The soldier followed the main road eastward and at sundown entered Baghdad.
The concerns of his superiors for his security had been overcautious.
By that amazing bush telegraph that seems able to outstrip even electronics, the people of Baghdad already knew their army was being crushed in the deserts of southern Iraq and Kuwait. By the evening of the first day, the AMAM had taken to its barracks and stayed there.
Now that the bombing had stopped—for all the Allied airplanes were needed over the battlefield—the people of Baghdad circulated freely, talking openly of the imminent arrival of the Americans and British to sweep away Saddam Hussein.
It was a euphoria that would last a week, until it became plain the Allies were not coming, and the rule of the AMAM closed over them again.

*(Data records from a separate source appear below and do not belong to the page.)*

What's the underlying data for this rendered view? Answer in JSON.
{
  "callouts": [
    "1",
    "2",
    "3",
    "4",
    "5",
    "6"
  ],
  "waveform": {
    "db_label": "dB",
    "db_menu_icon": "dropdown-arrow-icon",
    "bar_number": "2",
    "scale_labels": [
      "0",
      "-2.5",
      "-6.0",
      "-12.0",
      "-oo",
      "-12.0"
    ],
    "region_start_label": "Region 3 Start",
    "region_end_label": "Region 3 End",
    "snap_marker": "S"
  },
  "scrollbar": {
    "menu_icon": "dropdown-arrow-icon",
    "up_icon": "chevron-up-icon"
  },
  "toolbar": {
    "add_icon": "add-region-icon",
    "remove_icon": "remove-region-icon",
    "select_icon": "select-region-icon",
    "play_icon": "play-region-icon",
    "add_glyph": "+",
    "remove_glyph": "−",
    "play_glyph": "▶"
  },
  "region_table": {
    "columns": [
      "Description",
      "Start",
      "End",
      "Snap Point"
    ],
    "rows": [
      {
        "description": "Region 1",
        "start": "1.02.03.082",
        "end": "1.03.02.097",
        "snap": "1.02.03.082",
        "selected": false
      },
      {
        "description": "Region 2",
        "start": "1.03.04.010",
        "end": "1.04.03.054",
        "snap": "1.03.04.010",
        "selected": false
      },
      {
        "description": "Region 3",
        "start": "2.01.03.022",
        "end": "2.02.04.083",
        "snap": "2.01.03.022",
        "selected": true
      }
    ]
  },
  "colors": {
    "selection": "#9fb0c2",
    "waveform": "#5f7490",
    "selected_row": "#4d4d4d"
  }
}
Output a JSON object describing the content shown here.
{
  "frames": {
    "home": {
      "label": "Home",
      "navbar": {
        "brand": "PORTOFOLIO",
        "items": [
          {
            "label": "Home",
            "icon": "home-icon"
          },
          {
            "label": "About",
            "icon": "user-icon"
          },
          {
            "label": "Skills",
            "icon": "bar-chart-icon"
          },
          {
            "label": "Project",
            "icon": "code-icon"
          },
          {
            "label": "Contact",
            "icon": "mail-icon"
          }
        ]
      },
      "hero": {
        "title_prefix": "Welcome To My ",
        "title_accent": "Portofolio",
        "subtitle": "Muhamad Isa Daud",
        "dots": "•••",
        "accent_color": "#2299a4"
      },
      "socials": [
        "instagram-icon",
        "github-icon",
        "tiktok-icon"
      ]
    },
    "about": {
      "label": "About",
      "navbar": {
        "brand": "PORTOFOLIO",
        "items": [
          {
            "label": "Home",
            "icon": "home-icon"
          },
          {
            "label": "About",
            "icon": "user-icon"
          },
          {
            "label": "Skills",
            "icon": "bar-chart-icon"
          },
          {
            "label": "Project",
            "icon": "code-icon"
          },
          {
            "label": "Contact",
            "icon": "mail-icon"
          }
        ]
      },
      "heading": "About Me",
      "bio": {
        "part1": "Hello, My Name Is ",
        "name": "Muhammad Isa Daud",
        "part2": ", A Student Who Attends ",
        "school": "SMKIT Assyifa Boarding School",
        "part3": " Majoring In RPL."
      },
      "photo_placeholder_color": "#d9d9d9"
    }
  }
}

The central bus station was a seething mass of soldiers, most stripped down to singlets and shorts, having thrown away their uniforms in the desert. These were the deserters who had evaded the execution squads waiting behind the front line. They were selling their Kalashnikovs for the price of a ticket home to their villages. At the start of the week, these rifles were fetching thirty-five dinars each; four days later, the price was down to seventeen.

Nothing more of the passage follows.